Buraya kadar Can Manay'ın iyi şeyler yapmaya çalıştığını düşünebiliriz. Aslında roman, bunu düşünmemize izin vermez. Her fırsatta Manay'ın ne kadar ikiyüzlü olduğundan söz eder. Medyatik biri olduğu için bir gazeteci (Özge) Can Manay ’la röportaj yapmaya gider. Aslında röportajı yapacak olan gazeteci rahatsızlanmıştır. Özge onun yerine bu söyleşiyi yapar. Magazin ağırlıklı bir röportaj planlanmaktadır.
Manay, aynı zamanda aşırı derecede narsis biri olarak ele alınır. Herkese tepeden bakan biridir. Özge'ye de öyle bakar. Gazetecinin sorularını çok basit, bazen gereksiz ve saçma bulur. Bu durumdan rahatsız olan Özge bir süre sonra başka sorular sormaya başlar. Daha aklı başında sorular sorarak Manay'ı zorlar.
Sorularından biri de Manay'ın geçmişte psikolojik tedavi gördüğüyle ilgilidir. Bu konu önemlidir. Manay hayranlarını ilgilendiren önemli (oldukça önemli) bir sırdan söz edilecektir. Can Manay gibi birinin psikolojik tedavi (İlaçla tedavi) görmesi ilginç haberdir. Manay da bir tarihte (Bu tarih romanda yani ilk kitapta açıklanmaz) hastalanmış, tedavisini Eti adında bir doktor yapmıştır. Eti, Manay'ın içindeki pislikleri (Olumsuz duyguları) ilaçla tedavi etmek zorunda kalmıştır. Başarılı olmuş mudur? Hayır.
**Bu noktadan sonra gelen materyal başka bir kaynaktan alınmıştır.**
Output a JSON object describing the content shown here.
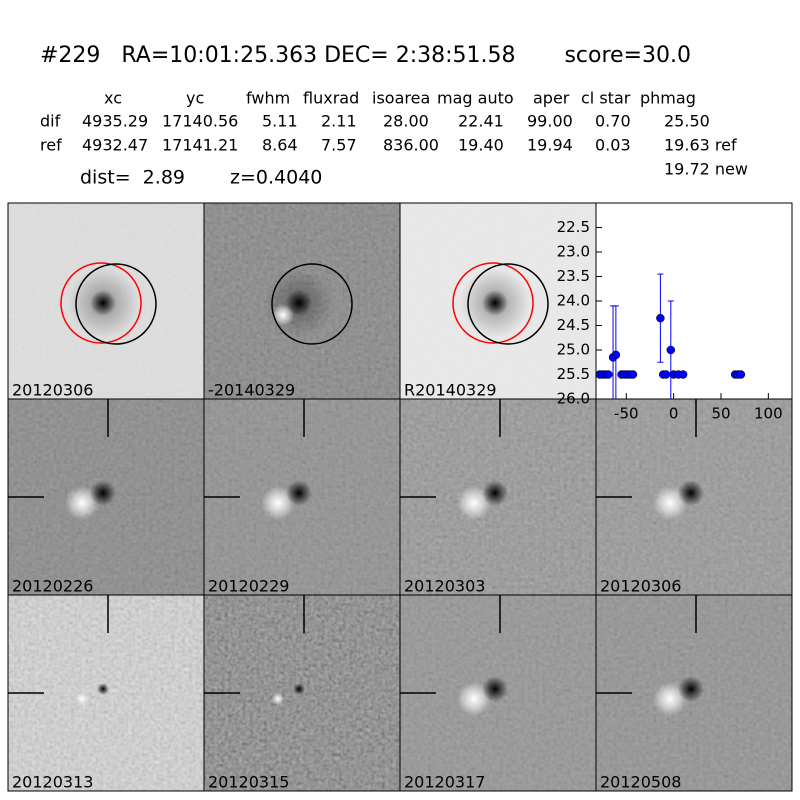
{
  "header": {
    "title": "#229   RA=10:01:25.363 DEC= 2:38:51.58       score=30.0",
    "columns": [
      "xc",
      "yc",
      "fwhm",
      "fluxrad",
      "isoarea",
      "mag auto",
      "aper",
      "cl star",
      "phmag"
    ],
    "rows": [
      {
        "label": "dif",
        "cells": [
          "4935.29",
          "17140.56",
          "5.11",
          "2.11",
          "28.00",
          "22.41",
          "99.00",
          "0.70",
          "25.50"
        ]
      },
      {
        "label": "ref",
        "cells": [
          "4932.47",
          "17141.21",
          "8.64",
          "7.57",
          "836.00",
          "19.40",
          "19.94",
          "0.03",
          "19.63 ref"
        ]
      }
    ],
    "new": "19.72 new",
    "dist": "dist=  2.89",
    "z": "z=0.4040"
  },
  "stamps": [
    {
      "label": "20120306"
    },
    {
      "label": "-20140329"
    },
    {
      "label": "R20140329"
    },
    {
      "label": "20120226"
    },
    {
      "label": "20120229"
    },
    {
      "label": "20120303"
    },
    {
      "label": "20120306",
      "color": "#ff0000"
    },
    {
      "label": "20120313"
    },
    {
      "label": "20120315"
    },
    {
      "label": "20120317"
    },
    {
      "label": "20120508"
    }
  ],
  "chart_data": {
    "type": "scatter",
    "color": "#0000ff",
    "x": [
      -78,
      -75,
      -72,
      -69,
      -64,
      -61,
      -55,
      -52,
      -49,
      -46,
      -43,
      -14,
      -11,
      -8,
      -3,
      0,
      5,
      10,
      65,
      68,
      71
    ],
    "values": [
      25.5,
      25.5,
      25.5,
      25.5,
      25.15,
      25.1,
      25.5,
      25.5,
      25.5,
      25.5,
      25.5,
      24.35,
      25.5,
      25.5,
      25.0,
      25.5,
      25.5,
      25.5,
      25.5,
      25.5,
      25.5
    ],
    "errors": [
      0.05,
      0.05,
      0.05,
      0.05,
      1.05,
      1.0,
      0.05,
      0.05,
      0.05,
      0.05,
      0.05,
      0.9,
      0.05,
      0.05,
      1.0,
      0.05,
      0.05,
      0.05,
      0.05,
      0.05,
      0.05
    ],
    "xlim": [
      -82,
      125
    ],
    "ylim": [
      26.0,
      22.0
    ],
    "y_inverted": true,
    "xticks": [
      -50,
      0,
      50,
      100
    ],
    "yticks": [
      22.5,
      {
        "value": 23,
        "label": "23.0"
      },
      23.5,
      {
        "value": 24,
        "label": "24.0"
      },
      24.5,
      {
        "value": 25,
        "label": "25.0"
      },
      25.5,
      {
        "value": 26,
        "label": "26.0"
      }
    ]
  }
}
Manay daha sonra tekrar çöküşe geçecektir.

Manay'ın en önemli sırrı budur. Bu sırrın etrafında başka sırlar da olduğu ima edilir. Roman boyunca  sır açıklanmaz. İkinci kitap olan Pi’de de açıklanmayacaktır. Söz konusu sırrın, okuru romana bağlamak (diğer romanlara ilgi uyandırmak)  için açıklanmadığı belli.  Ancak bu durum okura, “bu kadar da olmaz” dedirtmeye başlayacaktır.  Araya reklamlar girecektir.  “Çatlama cesareti gösteren tohumların cesaretine” ulaşmak için ikinci kitabı da okumak gerekecektir. Ama yetmez. Sırada üçüncü kitap vardır. Kişisel gelişim romanın bilgisini hayatınıza uygulayabilmek için üç kitabı da bitirmeniz istenecektir.